Reputation: 113
I'm working with a Tesla P100 having compute capability 6.0. I'd like to find a tool to automatically get the best grid and block sizes w.r.t. my kernel code.
I recently discovered the CUDA Occupancy Calculator (the .xls spreadsheet). But I realized it's a bit outdated (the Capability was until 2.1).
I tried to search for a newer spreadsheet, including higher C.C., but nothing showed up.
So I searched for an alternative and I found that from CUDA 6.5 on, Occupancy APIs were introduced. Is this the newer alternative to the spreadsheet?
Furthermore, I found this tool from GitHub. Can I consider this as an alternative? Or is it better to use Occupancy APIs?
Also, can CUDA profilers (nvprof or Nsight) do estimations about occupancy and give some optimal block/grid size?

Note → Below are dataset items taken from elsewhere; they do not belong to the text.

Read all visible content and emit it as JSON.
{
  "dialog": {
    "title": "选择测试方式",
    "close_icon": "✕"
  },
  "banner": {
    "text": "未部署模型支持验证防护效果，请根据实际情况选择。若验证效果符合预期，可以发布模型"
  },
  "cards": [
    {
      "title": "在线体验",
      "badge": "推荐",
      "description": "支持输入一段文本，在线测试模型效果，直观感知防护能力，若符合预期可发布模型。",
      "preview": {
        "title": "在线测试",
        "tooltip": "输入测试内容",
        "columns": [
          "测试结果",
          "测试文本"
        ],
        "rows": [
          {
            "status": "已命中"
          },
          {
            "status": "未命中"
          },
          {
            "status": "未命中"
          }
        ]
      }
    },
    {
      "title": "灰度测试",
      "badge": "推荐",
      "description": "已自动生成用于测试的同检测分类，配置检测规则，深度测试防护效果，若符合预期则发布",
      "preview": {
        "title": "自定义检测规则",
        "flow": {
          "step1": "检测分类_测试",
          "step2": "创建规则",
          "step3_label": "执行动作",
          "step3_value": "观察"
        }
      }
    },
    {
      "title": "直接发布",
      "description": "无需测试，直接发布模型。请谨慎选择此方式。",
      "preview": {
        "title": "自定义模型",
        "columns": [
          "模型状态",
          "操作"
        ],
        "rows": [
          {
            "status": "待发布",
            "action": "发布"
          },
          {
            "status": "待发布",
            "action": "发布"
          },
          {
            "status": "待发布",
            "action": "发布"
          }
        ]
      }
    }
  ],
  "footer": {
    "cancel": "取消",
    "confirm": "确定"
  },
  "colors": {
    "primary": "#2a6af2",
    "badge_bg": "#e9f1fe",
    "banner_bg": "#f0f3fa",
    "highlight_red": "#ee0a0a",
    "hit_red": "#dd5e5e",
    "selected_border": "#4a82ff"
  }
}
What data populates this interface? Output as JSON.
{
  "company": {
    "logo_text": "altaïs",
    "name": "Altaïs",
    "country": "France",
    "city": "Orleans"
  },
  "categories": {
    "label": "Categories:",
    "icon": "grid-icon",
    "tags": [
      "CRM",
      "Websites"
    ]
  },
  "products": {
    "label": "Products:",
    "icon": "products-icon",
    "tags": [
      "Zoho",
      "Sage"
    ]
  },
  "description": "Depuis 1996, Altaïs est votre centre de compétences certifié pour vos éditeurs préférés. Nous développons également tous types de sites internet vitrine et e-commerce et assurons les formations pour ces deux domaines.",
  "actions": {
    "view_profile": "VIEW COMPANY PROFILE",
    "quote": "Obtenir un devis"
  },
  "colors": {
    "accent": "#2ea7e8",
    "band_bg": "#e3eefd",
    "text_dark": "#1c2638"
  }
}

I'm a quite new about these tools.
Upvotes: 1
Views: 1536
Reputation: 59
There is a very complete tool that help you find best configuration Check my configuration and the graphs You want the red dots to be on the peak of each graph
You can check it out https://xmartlabs.github.io/cuda-calculator/
Upvotes: -1
Reputation: 152269
An updated version of the CUDA occupancy calculator spreadsheet ships with the CUDA toolkit, so when you install the CUDA toolkit, the excel spreadsheet is also installed on your machine. Maybe easiest just to use a file find utility for your OS to find it.
The CUDA occupancy API allows you to make the same calculations at runtime.
NVIDIA profilers offer some capability to inspect achieved occupancy. For example, nvvp can display achieved occupancy, and there is a metric for achieved occupancy which you can gather with nvprof. You may wish to simply search the profiler docs for the word "occupancy". These tools don't make estimations of optimal block and grid sizes, but they may give an indication as to whether occupancy may be a performance limiter for your application. These tools can also report the actual block and grid sizes for each kernel launch.
Upvotes: 5